Notice, however, that this returns all results as a vector and only returns a single result from each string (note that www.cats.com isn't in the results). On the whole, though, I think either of these two methods is preferable to the gsub method because that way will return the entire input if there is no result found. For example take a look:
> gsub(text1, pattern=".*(www\\..*?\\.com).*", replace="\\1")
[1] "www.abcd.com" "www.boo.com" "asdf" "www.test.com"
And that's even after modifying the pattern to be a little more robust. We still get 'asdf' in the results even though it clearly doesn't match the pattern.
Shameless silly self promotion: regmatches was introduced with R 2.14 so if you're stuck with an earlier version of R you might be out of luck. Unless you're able to install the future2.14 package from my github repo which provides some support for functions introduced in 2.14 to earlier versions of R.
strapplyc. An alternative which gives the same result as ## above is:
library(gsubfn)
strapplyc(test1, pattern)
The regular expression Here is some explanation on how to decipher the regular expression:
pattern <- "www\\..*?\\.com"
Explanation:
www matches the www portion
\\. We need to escape an actual 'dot' character using \\ because a plain . represents "any character" in regular expressions.
.*? The . represents any character, the * tells to match 0 or more times, and the ? following the * tells it to not be greedy. Otherwise "asdf www.cats.com www.dogs.com asdf" would match all of "www.cats.com www.dogs.com" as a single match instead of recognizing that there are two matches in there.
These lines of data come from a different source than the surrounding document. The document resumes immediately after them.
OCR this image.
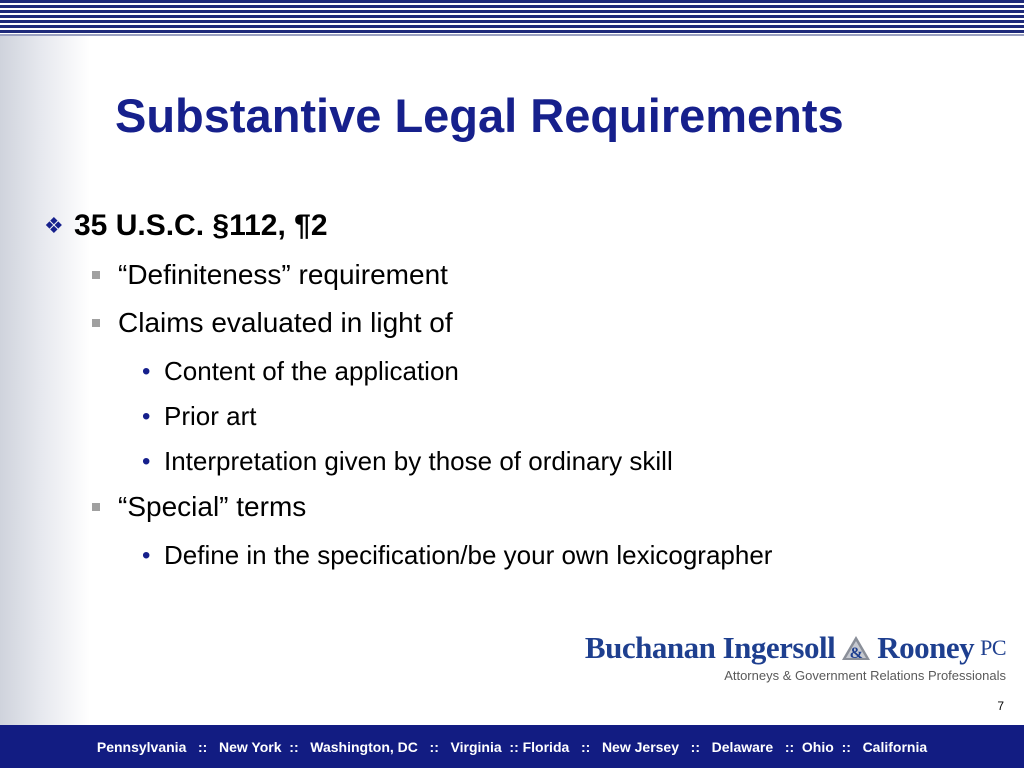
Substantive Legal Requirements
❖ 35 U.S.C. §112, ¶2
“Definiteness” requirement
Claims evaluated in light of
• Content of the application
• Prior art
• Interpretation given by those of ordinary skill
“Special” terms
• Define in the specification/be your own lexicographer
Buchanan Ingersoll & Rooney PC
Attorneys & Government Relations Professionals
7
Pennsylvania   ::   New York  ::   Washington, DC   ::   Virginia  :: Florida   ::   New Jersey   ::   Delaware   ::  Ohio  ::   California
\\. Once again we need to escape an actual dot character
com This part matches the ending 'com' that we want to match
Putting it all together it says: start with www. then match any characters until you reach the first ".com"
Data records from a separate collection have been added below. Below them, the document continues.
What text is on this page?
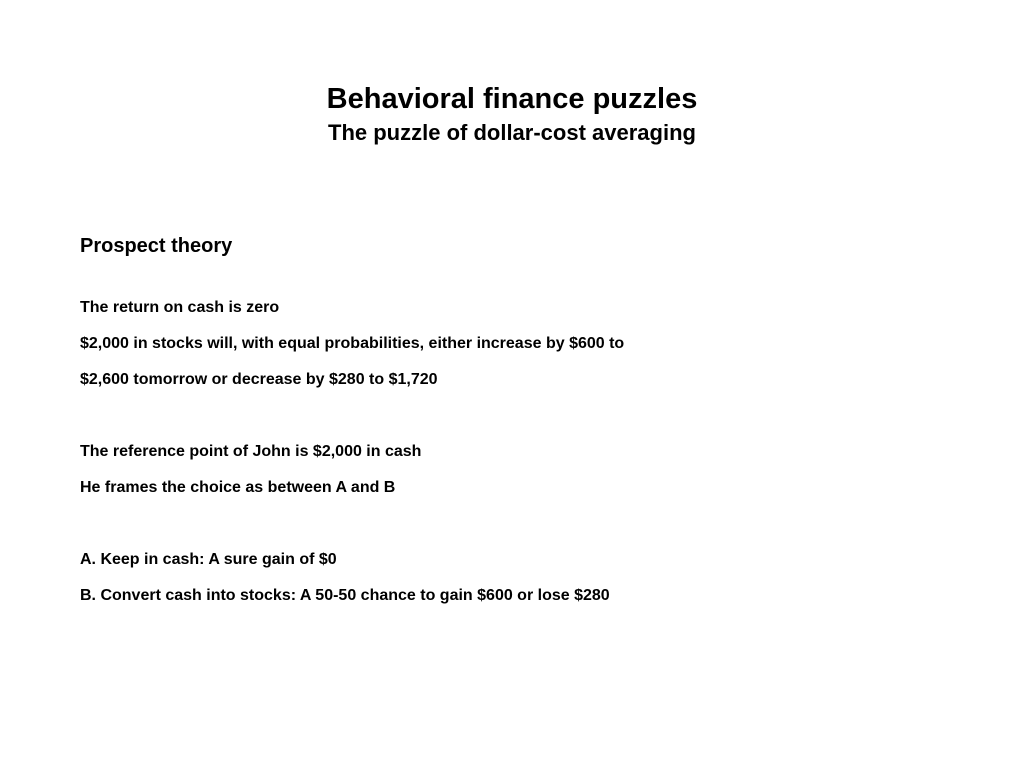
Behavioral finance puzzles
The puzzle of dollar-cost averaging
Prospect theory
The return on cash is zero
$2,000 in stocks will, with equal probabilities, either increase by $600 to
$2,600 tomorrow or decrease by $280 to $1,720
The reference point of John is $2,000 in cash
He frames the choice as between A and B
A. Keep in cash: A sure gain of $0
B. Convert cash into stocks: A 50-50 chance to gain $600 or lose $280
Check out the gsub function:
x = "s#1212a as www.abcd.com asasa11"
gsub(x=x, pattern=".*(www.*com).*", replace="\\1")
The basic idea is to surround the txt you want to retain in parenthesis, then replace the entire line with it. The replace parameter of gsub "\\1" refers to what was found in the parenthesis.
The solutions here are great and in base. For those that want a quick solution you can use qdap's genXtract. This functions basically takes a left and a right element(s) and it will extract everything in between. By setting with = TRUE it will include those elements:
text1 <- c("s#1212a www.abcd.com www.cats.com",
"www.boo.com",
"asdf",
"http://www.talkstats.com/ and http://stackoverflow.com/",
"blargwww.test.comasdf")
library(qdap)
genXtract(text1, "www.", ".com", with=TRUE)
## > genXtract(text1, "www.", ".com", with=TRUE)
## $`www. : .com1`
## [1] "www.abcd.com" "www.cats.com"
##
## $`www. : .com2`
## [1] "www.boo.com"
##
## $`www. : .com3`
## character(0)
##
## $`www. : .com4`
## [1] "www.talkstats.com"
##
## $`www. : .com5`
## [1] "www.test.com"
PS if you look at code for the function it is a wrapper for Dason's solution.